Ossep’in dayak yemesi ilk başta Raze’in gücünü hafife almasına bağlanabilirdi. Onu hafife almıştı. Yine de bu her şeyden çok bir bahaneydi çünkü Pagna savaşçıları hazırlıklı olmalıydı ve gafil avlansalar bile onları kimse yenemezdi.
Artık açıktı; kullanılan saldırı ve ana öğrencilerden birinin daha yenilmesi tesadüf değildi; öğrenci güçlüydü.
“Katılıyorum,” dedi Feebie, ayağa kalkıp yelpazesini yana doğru çekerek. “O öğrenciyi sorgulamak için buraya getirmeli ve gerçekte kim olduğunu öğrenmeliyiz!”
Crine öğrenciyle ilgilendiği için ilerlemeye karar vermişti ama daha fazla adım atamadan bir kişi yoluna çıktı.
“Bunun gerçekten iyi bir fikir olduğunu mu düşünüyorsun?” Gunther sordu. “İnan bana, şu anda aşağılanan benim Klanım.
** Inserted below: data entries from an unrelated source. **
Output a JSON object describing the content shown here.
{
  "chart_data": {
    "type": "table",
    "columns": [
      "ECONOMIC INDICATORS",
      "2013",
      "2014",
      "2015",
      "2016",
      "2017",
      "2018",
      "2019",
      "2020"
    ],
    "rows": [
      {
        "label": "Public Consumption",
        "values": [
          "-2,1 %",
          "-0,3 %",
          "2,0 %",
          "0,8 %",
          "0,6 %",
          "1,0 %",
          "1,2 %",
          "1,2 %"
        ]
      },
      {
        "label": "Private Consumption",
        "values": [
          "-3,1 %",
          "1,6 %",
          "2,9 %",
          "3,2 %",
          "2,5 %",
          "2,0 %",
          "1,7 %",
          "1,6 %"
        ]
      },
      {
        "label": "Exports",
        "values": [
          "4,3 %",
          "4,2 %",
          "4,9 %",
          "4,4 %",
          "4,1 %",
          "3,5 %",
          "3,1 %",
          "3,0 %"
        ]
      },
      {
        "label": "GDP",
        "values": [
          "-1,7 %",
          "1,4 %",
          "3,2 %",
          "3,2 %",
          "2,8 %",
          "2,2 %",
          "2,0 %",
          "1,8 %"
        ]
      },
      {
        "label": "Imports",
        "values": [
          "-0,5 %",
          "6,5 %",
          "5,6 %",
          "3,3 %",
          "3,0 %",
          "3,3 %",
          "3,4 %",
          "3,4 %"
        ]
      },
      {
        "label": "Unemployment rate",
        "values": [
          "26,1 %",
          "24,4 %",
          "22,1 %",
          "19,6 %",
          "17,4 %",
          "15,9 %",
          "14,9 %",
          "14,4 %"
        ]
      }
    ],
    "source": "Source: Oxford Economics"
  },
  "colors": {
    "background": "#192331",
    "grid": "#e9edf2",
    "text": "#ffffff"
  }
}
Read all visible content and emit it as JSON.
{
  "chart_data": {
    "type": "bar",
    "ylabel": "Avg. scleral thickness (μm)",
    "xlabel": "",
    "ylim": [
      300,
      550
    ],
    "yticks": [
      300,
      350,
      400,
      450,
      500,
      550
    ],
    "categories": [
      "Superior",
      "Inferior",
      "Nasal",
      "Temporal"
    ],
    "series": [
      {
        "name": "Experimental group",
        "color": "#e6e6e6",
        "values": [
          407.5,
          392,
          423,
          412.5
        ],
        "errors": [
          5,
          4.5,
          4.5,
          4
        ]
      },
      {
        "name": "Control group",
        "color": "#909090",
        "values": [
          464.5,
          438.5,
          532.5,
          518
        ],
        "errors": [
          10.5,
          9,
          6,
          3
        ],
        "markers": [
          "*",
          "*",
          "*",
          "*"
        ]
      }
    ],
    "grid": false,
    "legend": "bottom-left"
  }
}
Ben de oraya gitmek istiyorum ama herkes izliyor. Tüccarlar, girişimciler, hükümet yetkilileri ve daha fazlası bu etkinliğe davet edildi.
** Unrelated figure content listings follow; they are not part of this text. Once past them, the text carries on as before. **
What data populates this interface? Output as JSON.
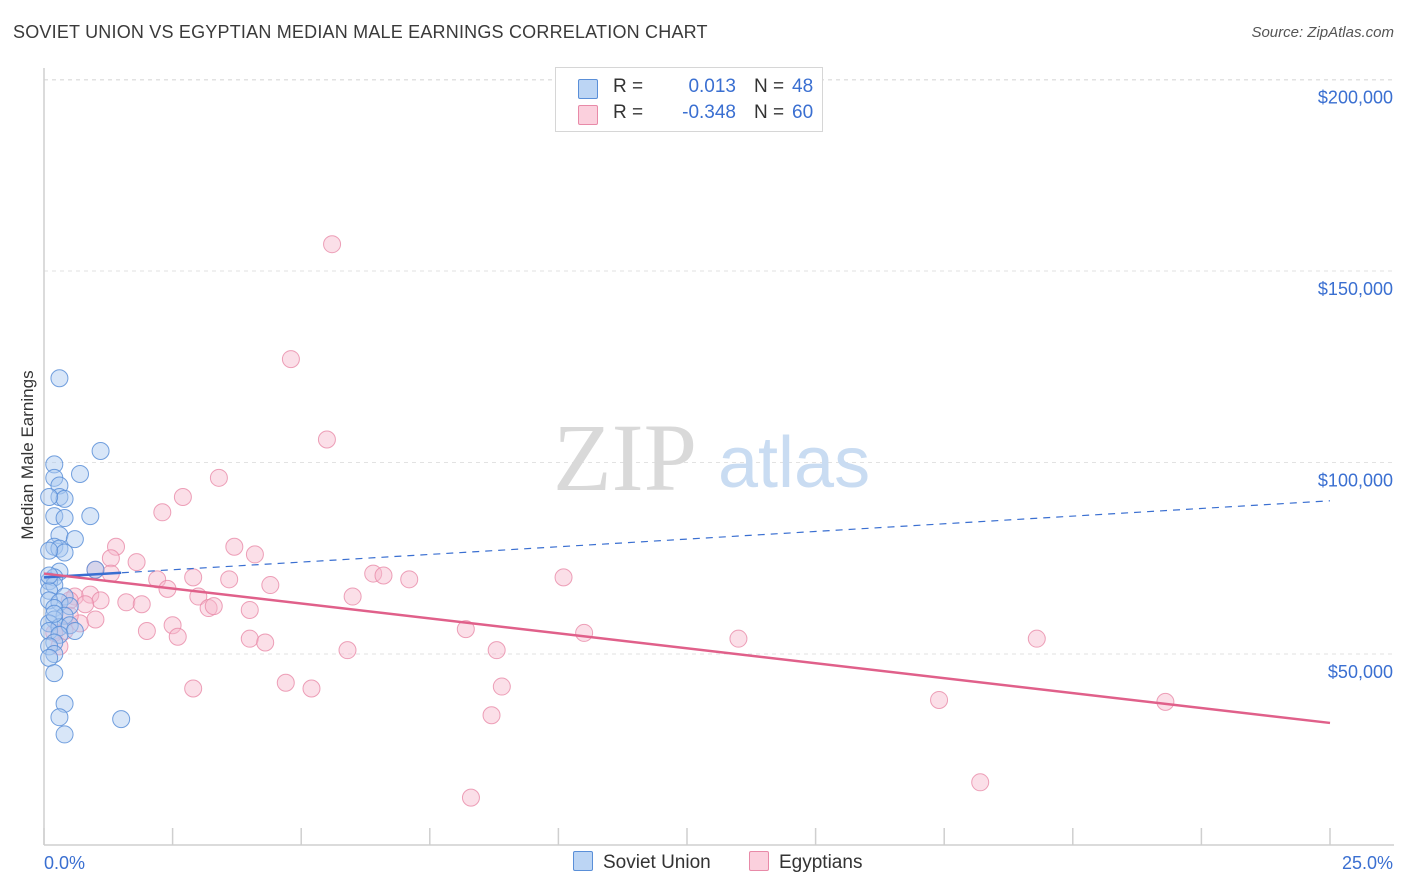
{
  "header": {
    "title": "SOVIET UNION VS EGYPTIAN MEDIAN MALE EARNINGS CORRELATION CHART",
    "source": "Source: ZipAtlas.com"
  },
  "legend": {
    "series": [
      {
        "r_label": "R =",
        "r_value": "0.013",
        "n_label": "N =",
        "n_value": "48"
      },
      {
        "r_label": "R =",
        "r_value": "-0.348",
        "n_label": "N =",
        "n_value": "60"
      }
    ]
  },
  "watermark": {
    "zip": "ZIP",
    "atlas": "atlas"
  },
  "colors": {
    "soviet_fill": "#a8c8f0",
    "soviet_stroke": "#5a8fd8",
    "soviet_line": "#3a6fd1",
    "egypt_fill": "#f7b8cb",
    "egypt_stroke": "#e88aa8",
    "egypt_line": "#e0608a",
    "grid": "#e2e2e2",
    "accent_text": "#3a6fd1"
  },
  "chart_data": {
    "type": "scatter",
    "title": "SOVIET UNION VS EGYPTIAN MEDIAN MALE EARNINGS CORRELATION CHART",
    "xlabel": "",
    "ylabel": "Median Male Earnings",
    "xlim": [
      0,
      25
    ],
    "ylim": [
      0,
      210000
    ],
    "x_tick_labels": [
      "0.0%",
      "25.0%"
    ],
    "y_ticks": [
      50000,
      100000,
      150000,
      200000
    ],
    "y_tick_labels": [
      "$50,000",
      "$100,000",
      "$150,000",
      "$200,000"
    ],
    "grid": true,
    "series": [
      {
        "name": "Soviet Union",
        "r": 0.013,
        "n": 48,
        "trend": {
          "solid_x": [
            0,
            1.5
          ],
          "x": [
            0,
            25
          ],
          "y": [
            70000,
            90000
          ]
        },
        "points": [
          [
            0.3,
            122000
          ],
          [
            1.1,
            103000
          ],
          [
            0.7,
            97000
          ],
          [
            0.2,
            99500
          ],
          [
            0.2,
            96000
          ],
          [
            0.3,
            94000
          ],
          [
            0.3,
            91000
          ],
          [
            0.4,
            90500
          ],
          [
            0.1,
            91000
          ],
          [
            0.9,
            86000
          ],
          [
            0.2,
            86000
          ],
          [
            0.4,
            85500
          ],
          [
            0.3,
            81000
          ],
          [
            0.6,
            80000
          ],
          [
            0.2,
            78000
          ],
          [
            0.3,
            77500
          ],
          [
            0.4,
            76500
          ],
          [
            0.1,
            77000
          ],
          [
            1.0,
            72000
          ],
          [
            0.3,
            71500
          ],
          [
            0.2,
            70000
          ],
          [
            0.1,
            69000
          ],
          [
            0.2,
            68000
          ],
          [
            0.1,
            66500
          ],
          [
            0.4,
            65000
          ],
          [
            0.1,
            64000
          ],
          [
            0.3,
            63500
          ],
          [
            0.5,
            62500
          ],
          [
            0.2,
            62000
          ],
          [
            0.4,
            60000
          ],
          [
            0.2,
            59000
          ],
          [
            0.1,
            58000
          ],
          [
            0.3,
            57000
          ],
          [
            0.5,
            57500
          ],
          [
            0.6,
            56000
          ],
          [
            0.1,
            56000
          ],
          [
            0.3,
            55000
          ],
          [
            0.2,
            53000
          ],
          [
            0.1,
            52000
          ],
          [
            0.2,
            50000
          ],
          [
            0.1,
            49000
          ],
          [
            0.2,
            45000
          ],
          [
            0.4,
            37000
          ],
          [
            0.3,
            33500
          ],
          [
            1.5,
            33000
          ],
          [
            0.4,
            29000
          ],
          [
            0.1,
            70500
          ],
          [
            0.2,
            60500
          ]
        ]
      },
      {
        "name": "Egyptians",
        "r": -0.348,
        "n": 60,
        "trend": {
          "x": [
            0,
            25
          ],
          "y": [
            71000,
            32000
          ]
        },
        "points": [
          [
            5.6,
            157000
          ],
          [
            4.8,
            127000
          ],
          [
            5.5,
            106000
          ],
          [
            3.4,
            96000
          ],
          [
            2.7,
            91000
          ],
          [
            2.3,
            87000
          ],
          [
            1.4,
            78000
          ],
          [
            3.7,
            78000
          ],
          [
            4.1,
            76000
          ],
          [
            1.3,
            75000
          ],
          [
            1.8,
            74000
          ],
          [
            1.0,
            72000
          ],
          [
            6.4,
            71000
          ],
          [
            6.6,
            70500
          ],
          [
            7.1,
            69500
          ],
          [
            10.1,
            70000
          ],
          [
            2.2,
            69500
          ],
          [
            2.9,
            70000
          ],
          [
            3.6,
            69500
          ],
          [
            0.6,
            65000
          ],
          [
            0.9,
            65500
          ],
          [
            1.1,
            64000
          ],
          [
            0.5,
            64000
          ],
          [
            1.6,
            63500
          ],
          [
            4.4,
            68000
          ],
          [
            3.0,
            65000
          ],
          [
            0.8,
            63000
          ],
          [
            1.9,
            63000
          ],
          [
            3.2,
            62000
          ],
          [
            4.0,
            61500
          ],
          [
            2.4,
            67000
          ],
          [
            3.3,
            62500
          ],
          [
            6.0,
            65000
          ],
          [
            0.7,
            58000
          ],
          [
            1.0,
            59000
          ],
          [
            0.4,
            56000
          ],
          [
            2.0,
            56000
          ],
          [
            2.5,
            57500
          ],
          [
            4.0,
            54000
          ],
          [
            4.3,
            53000
          ],
          [
            8.2,
            56500
          ],
          [
            10.5,
            55500
          ],
          [
            13.5,
            54000
          ],
          [
            19.3,
            54000
          ],
          [
            2.6,
            54500
          ],
          [
            5.9,
            51000
          ],
          [
            8.8,
            51000
          ],
          [
            0.3,
            52000
          ],
          [
            4.7,
            42500
          ],
          [
            5.2,
            41000
          ],
          [
            2.9,
            41000
          ],
          [
            8.9,
            41500
          ],
          [
            8.7,
            34000
          ],
          [
            17.4,
            38000
          ],
          [
            21.8,
            37500
          ],
          [
            8.3,
            12500
          ],
          [
            18.2,
            16500
          ],
          [
            0.2,
            55500
          ],
          [
            0.5,
            60000
          ],
          [
            1.3,
            71000
          ]
        ]
      }
    ]
  },
  "bottom_legend": {
    "soviet": "Soviet Union",
    "egypt": "Egyptians"
  }
}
“Öğrencilerimiz yenildiği için nasıl paniklediğimizi ve aşırı güç kullanarak onlara nasıl saldırdığımızı mı göstermek istiyorsunuz? Söylentiler yayılacak ve Karanlık Fraksiyon arasında iç çatışmalara neden olacak. Diğer hizipler de bunun olduğunu öğrenirse, bizi zayıf olarak adlandıracaklardır.”
“Eğer bu çocuk gerçekten bir şeyler saklamak isteseydi, sizce bu gösteriyi şu anda gözümüzün önünde isteyerek yapar mıydı?”
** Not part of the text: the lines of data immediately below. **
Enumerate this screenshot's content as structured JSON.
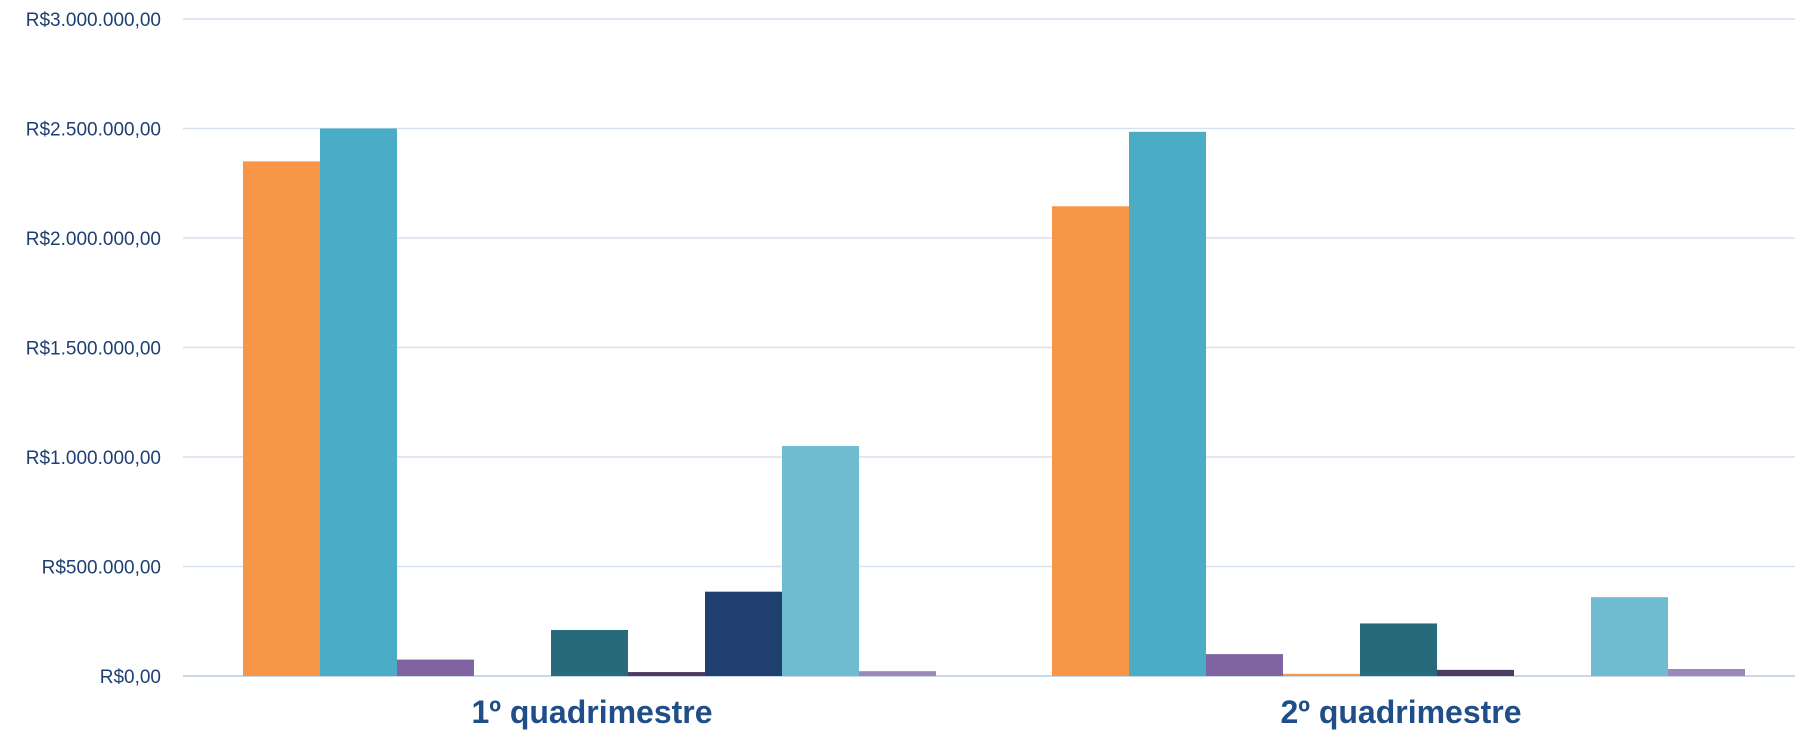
{
  "chart_data": {
    "type": "bar",
    "title": "",
    "xlabel": "",
    "ylabel": "",
    "ylim": [
      0,
      3000000
    ],
    "grid": true,
    "legend": "none",
    "categories": [
      "1º quadrimestre",
      "2º quadrimestre"
    ],
    "y_ticks": [
      {
        "value": 0,
        "label": "R$0,00"
      },
      {
        "value": 500000,
        "label": "R$500.000,00"
      },
      {
        "value": 1000000,
        "label": "R$1.000.000,00"
      },
      {
        "value": 1500000,
        "label": "R$1.500.000,00"
      },
      {
        "value": 2000000,
        "label": "R$2.000.000,00"
      },
      {
        "value": 2500000,
        "label": "R$2.500.000,00"
      },
      {
        "value": 3000000,
        "label": "R$3.000.000,00"
      }
    ],
    "series": [
      {
        "color": "#f79646",
        "values": [
          2350000,
          2145000
        ]
      },
      {
        "color": "#4bacc6",
        "values": [
          2500000,
          2485000
        ]
      },
      {
        "color": "#8064a2",
        "values": [
          75000,
          100000
        ]
      },
      {
        "color": "#f79646",
        "values": [
          0,
          10000
        ]
      },
      {
        "color": "#276a7c",
        "values": [
          210000,
          240000
        ]
      },
      {
        "color": "#4d3b62",
        "values": [
          18000,
          28000
        ]
      },
      {
        "color": "#1f3f6e",
        "values": [
          385000,
          0
        ]
      },
      {
        "color": "#6fbcd0",
        "values": [
          1050000,
          360000
        ]
      },
      {
        "color": "#9b87b8",
        "values": [
          22000,
          32000
        ]
      }
    ]
  }
}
Klan liderleri Gunther’in haklı olduğunu bildikleri için öfkeden titriyorlardı ama yine de ne yapacakları konusunda tereddüt ediyorlardı, özellikle de Feebie, bir sonraki ana öğrencinin kendisinden başkası olmayacağından korkuyordu.
Sahnede, Raze yırtık gömleğini yeniden düzeltmişti, böylece gömleğinde açtığı delik görünmüyordu. Ardından kılıçtaki kanı aldı ve eline sildi. Gömleğini diğerlerinin gözlerinden uzakta yeniden ayarlarken, Mada’nın kanını heykelin üzerine yerleştirdi.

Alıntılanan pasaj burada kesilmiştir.